極め付きは、「この印籠が眼にはいらぬか。ここにおわすをどなたと心得る。おそれ多くも先の副将軍水戸光圀公にあらせますぞ」。越後ちりめん問屋のご隠居。じつはとんでもないじいさんだった。
このシ-ンを見たいがために最後まで番組とお付き合いをする。理屈のいらない一つの爽快感を味わうことのできる世界、これが水戸黄門なのです。
一方において、「刑事コロンボ」。この番組も一定のパタ-ンがありますね。毎度その業界の著名人が犯人役で、最初から殺人の犯行状況を見せていき、その後にコロンボが登場する。
よれよれの服を着た背の低い一見うだつのあがらないその刑事を見たとき犯人は安心するんですね。「この刑事だったら大丈夫だと」。
だから最初のうちは犯人はとても協力的でいろいろと質問に答えるんですね。
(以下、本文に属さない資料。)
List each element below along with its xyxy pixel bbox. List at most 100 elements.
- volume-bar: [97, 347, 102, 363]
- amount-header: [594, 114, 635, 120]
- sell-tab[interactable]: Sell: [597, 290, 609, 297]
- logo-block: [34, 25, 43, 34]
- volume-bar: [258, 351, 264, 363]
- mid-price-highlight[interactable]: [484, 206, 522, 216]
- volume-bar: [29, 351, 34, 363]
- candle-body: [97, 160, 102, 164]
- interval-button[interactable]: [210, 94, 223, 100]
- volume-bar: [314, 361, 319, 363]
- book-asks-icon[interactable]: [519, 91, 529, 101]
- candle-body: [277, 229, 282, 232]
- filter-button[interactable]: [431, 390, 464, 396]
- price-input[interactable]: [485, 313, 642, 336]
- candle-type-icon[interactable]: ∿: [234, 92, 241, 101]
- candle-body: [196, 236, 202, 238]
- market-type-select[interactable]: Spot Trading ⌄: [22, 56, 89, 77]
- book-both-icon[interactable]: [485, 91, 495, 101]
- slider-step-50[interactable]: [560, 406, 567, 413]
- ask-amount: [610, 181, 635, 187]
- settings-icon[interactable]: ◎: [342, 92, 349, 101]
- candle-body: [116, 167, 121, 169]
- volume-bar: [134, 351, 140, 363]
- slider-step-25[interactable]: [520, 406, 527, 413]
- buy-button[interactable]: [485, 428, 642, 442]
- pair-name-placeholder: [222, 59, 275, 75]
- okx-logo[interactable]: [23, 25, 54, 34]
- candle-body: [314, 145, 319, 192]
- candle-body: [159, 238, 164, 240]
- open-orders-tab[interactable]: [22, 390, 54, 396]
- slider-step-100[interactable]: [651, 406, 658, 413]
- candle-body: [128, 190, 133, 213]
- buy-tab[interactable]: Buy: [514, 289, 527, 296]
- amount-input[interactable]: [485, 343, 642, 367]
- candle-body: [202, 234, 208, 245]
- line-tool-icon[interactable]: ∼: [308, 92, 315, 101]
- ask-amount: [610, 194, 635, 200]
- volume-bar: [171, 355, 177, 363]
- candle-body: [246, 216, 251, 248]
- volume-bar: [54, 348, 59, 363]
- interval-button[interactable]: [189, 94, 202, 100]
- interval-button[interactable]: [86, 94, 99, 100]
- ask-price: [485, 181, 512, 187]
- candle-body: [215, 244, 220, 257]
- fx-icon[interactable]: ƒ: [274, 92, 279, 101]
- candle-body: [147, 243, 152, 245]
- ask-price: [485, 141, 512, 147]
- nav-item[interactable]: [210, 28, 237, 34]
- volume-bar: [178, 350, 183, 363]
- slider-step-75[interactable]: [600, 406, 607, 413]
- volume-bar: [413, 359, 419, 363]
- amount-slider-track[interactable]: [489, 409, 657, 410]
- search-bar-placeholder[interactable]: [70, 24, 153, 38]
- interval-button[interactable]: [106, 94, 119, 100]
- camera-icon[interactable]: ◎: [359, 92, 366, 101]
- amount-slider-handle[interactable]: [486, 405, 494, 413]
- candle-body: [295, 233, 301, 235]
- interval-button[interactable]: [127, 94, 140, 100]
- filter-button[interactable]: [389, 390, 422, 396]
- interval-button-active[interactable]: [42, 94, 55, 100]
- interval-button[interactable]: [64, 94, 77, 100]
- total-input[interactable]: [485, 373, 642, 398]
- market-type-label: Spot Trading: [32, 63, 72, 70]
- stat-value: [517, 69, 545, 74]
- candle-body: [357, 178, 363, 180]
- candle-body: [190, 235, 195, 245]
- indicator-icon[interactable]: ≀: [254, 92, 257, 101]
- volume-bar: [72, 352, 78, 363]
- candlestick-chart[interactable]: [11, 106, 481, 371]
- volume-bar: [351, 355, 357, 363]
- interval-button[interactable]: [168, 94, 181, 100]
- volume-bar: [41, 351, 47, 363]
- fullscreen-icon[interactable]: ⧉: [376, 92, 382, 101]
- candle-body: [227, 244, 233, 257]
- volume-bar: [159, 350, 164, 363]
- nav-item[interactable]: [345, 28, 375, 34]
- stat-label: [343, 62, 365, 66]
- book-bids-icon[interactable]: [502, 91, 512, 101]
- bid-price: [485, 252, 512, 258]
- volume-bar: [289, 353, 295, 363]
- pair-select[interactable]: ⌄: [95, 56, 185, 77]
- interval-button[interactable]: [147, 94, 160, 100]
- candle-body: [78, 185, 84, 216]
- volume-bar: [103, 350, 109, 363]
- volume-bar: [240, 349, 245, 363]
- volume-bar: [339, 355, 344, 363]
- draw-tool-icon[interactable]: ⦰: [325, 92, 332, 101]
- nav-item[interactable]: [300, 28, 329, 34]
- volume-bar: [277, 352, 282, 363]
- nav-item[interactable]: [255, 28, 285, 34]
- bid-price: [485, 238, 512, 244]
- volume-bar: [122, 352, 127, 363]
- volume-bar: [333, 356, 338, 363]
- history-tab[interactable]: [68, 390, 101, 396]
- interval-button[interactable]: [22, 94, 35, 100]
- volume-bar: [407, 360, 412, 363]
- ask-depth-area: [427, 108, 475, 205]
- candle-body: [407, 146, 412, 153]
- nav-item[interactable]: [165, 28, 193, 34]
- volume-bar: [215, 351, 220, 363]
ところが…、次から次へとつづくコロンボの鋭い質問に犯人はたじたじとなり、この刑事が「とてつもない切れ者であること」に途中から気が付くんですね。そのときはすでに遅しというわけです。このコロンボの人物設定はとてもよくできていると思います。
さあそれでは、水戸黄門とコロンボ。両者共通のキ-ワ-ドはなんでしょうか。それは「どんでん返し」です。意外性といってもいいでしょう。
人は見かけによらないもの。人を外見だけで判断していると思わぬ落とし穴があります。
相手を見下して見ていたはずなのに、実のところはじっくりとそのおろかな底の浅い自分自身を見られていた、というわけです。